Currently there is a half cent sales tax collected that funds law enforcement in Ozark County. “It’s totally inadequate and it always has been,” said County Clerk Brian Wise. 

Wise said a half cent sales tax generates a little more than $400,000 a year, and that the sheriff’s department budget usually runs around the million-dollar mark.

The sheriff’s department does not receive any money from property taxes, and the only other revenue source for the sheriff’s department is prisoner reimbursement from the state, which has been $22 per day per prisoner for nearly a decade.

Even that money, Turner said, is sporadic. “The state pays when they want and often they don’t pay … we can’t count on it,” Turner said.

Martin said he is doing “everything in my power to cut costs while still providing good law enforcement” for Ozark County.

At the beginning of the year Martin announced that, in order to save money, he would personally cut the grass at the jail and service the department’s patrol vehicles.

“We have our deputies wearing several different hats now,” Martin said. “They’re running around doing everyone’s job.”

Martin had previously said his department was also looking into grants to fund a project to transition the jail to solar power to cut utility costs.

Last month the sheriff posted on social media that his department would be cutting patrols and minor and non-violent crimes would have to be handled over the phone or residents would have to come into the sheriff’s office to file a report.

Martin, who is in his first term as sheriff, said there was no way to see the budget crisis coming. “There’s no way I could have seen this coming when I ran for sheriff,” Martin said, who won the sheriff’s race in November of 2020 and took office in January 2021.

Officials said previous sheriff’s had additional revenue sources by housing county inmates from other area counties which have since built new jails. 

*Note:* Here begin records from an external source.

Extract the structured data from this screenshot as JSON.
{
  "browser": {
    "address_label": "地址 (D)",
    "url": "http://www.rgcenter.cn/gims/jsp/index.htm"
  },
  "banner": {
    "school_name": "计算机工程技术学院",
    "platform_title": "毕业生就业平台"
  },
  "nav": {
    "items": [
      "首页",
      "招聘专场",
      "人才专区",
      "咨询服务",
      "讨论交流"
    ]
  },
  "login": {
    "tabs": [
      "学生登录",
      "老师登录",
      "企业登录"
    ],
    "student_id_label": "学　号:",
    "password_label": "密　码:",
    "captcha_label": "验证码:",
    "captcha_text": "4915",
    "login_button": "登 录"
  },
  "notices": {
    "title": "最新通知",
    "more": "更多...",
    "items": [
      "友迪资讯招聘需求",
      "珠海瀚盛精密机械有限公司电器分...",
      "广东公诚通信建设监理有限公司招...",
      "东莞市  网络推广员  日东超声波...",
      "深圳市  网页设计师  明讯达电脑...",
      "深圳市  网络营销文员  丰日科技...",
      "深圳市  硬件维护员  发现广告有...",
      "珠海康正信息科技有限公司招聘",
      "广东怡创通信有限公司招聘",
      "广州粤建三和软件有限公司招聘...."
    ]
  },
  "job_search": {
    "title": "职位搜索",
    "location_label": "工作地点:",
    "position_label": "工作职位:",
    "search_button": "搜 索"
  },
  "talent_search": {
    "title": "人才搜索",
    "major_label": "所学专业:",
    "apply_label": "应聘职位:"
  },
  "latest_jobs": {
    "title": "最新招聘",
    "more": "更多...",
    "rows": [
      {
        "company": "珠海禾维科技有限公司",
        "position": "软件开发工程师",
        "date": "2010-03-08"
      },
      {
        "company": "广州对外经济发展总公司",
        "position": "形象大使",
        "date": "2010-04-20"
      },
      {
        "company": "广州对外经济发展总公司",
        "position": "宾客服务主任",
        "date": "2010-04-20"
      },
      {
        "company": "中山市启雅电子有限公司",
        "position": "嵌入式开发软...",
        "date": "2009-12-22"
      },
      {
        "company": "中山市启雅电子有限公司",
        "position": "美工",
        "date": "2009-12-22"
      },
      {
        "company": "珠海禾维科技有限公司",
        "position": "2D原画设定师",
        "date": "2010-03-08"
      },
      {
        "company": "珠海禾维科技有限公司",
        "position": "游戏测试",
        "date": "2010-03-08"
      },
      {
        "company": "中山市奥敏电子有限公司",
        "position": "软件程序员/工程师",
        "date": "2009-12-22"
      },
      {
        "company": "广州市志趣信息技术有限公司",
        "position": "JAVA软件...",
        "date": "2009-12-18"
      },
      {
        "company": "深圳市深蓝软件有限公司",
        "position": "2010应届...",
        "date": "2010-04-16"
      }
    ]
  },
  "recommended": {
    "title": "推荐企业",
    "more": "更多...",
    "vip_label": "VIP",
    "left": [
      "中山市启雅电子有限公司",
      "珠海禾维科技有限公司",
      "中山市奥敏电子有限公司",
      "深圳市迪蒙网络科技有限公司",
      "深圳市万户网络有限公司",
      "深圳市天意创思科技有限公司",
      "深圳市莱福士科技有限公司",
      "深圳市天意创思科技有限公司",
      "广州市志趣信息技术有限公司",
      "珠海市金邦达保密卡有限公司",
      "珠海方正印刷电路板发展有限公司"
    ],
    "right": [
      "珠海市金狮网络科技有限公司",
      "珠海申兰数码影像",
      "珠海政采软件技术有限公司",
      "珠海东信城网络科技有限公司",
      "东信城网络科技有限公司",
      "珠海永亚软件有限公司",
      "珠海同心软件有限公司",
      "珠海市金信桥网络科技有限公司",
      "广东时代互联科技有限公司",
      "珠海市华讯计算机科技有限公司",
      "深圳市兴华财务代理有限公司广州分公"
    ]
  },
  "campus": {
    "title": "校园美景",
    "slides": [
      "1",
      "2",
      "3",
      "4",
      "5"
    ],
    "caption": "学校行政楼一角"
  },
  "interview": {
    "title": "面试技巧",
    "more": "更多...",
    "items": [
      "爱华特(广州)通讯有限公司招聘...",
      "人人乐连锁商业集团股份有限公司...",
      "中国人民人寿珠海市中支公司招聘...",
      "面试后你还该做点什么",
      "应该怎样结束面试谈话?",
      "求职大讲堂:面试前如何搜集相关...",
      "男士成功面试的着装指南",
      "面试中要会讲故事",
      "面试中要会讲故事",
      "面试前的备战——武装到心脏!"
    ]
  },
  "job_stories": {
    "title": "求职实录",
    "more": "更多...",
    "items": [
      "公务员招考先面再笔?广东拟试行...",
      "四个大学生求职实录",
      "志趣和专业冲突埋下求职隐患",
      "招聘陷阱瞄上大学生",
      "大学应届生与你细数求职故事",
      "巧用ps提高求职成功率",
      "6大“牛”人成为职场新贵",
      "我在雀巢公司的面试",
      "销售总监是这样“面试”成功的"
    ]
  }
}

Martin told commissioners Monday that his department’s payroll alone adds up to about $60,000 per month.

 

Current tax breakdown

Ozark County collects local sales tax, broken down as follows: 1 cent (per dollar spent) to general revenue, half a cent to road and bridge (split between east and west), half a cent to law enforcement and half a cent to Ozark County Ambulance (which operates autonomously outside the county budget); for a total of 2.5 cents per dollar. If the sales tax for law enforcement were to be approved by voters, that would give that department 1 full cent per dollar spent (which by law is the maximum amount for a sales tax for any one particular fund) for a total local sales tax of 3 cents.

Currently, Wise said, Ozark County has a lower minimum sales tax rate than 81 percent of Missouri counties.

Wise said sales tax collection has been sort of a wild roller coaster ride this year, with strong sales early on and then a few months of flat revenues. He said July collections have rebounded nicely, but overall sales tax collections were still not impressive for the year with only about a 3.5 percent increase. 

Wise said it’s impossible to compare Ozark County to its neighboring counties, because our neighbors all have much larger towns and probably several dozens more local businesses collecting tax that bolsters the sales tax collection.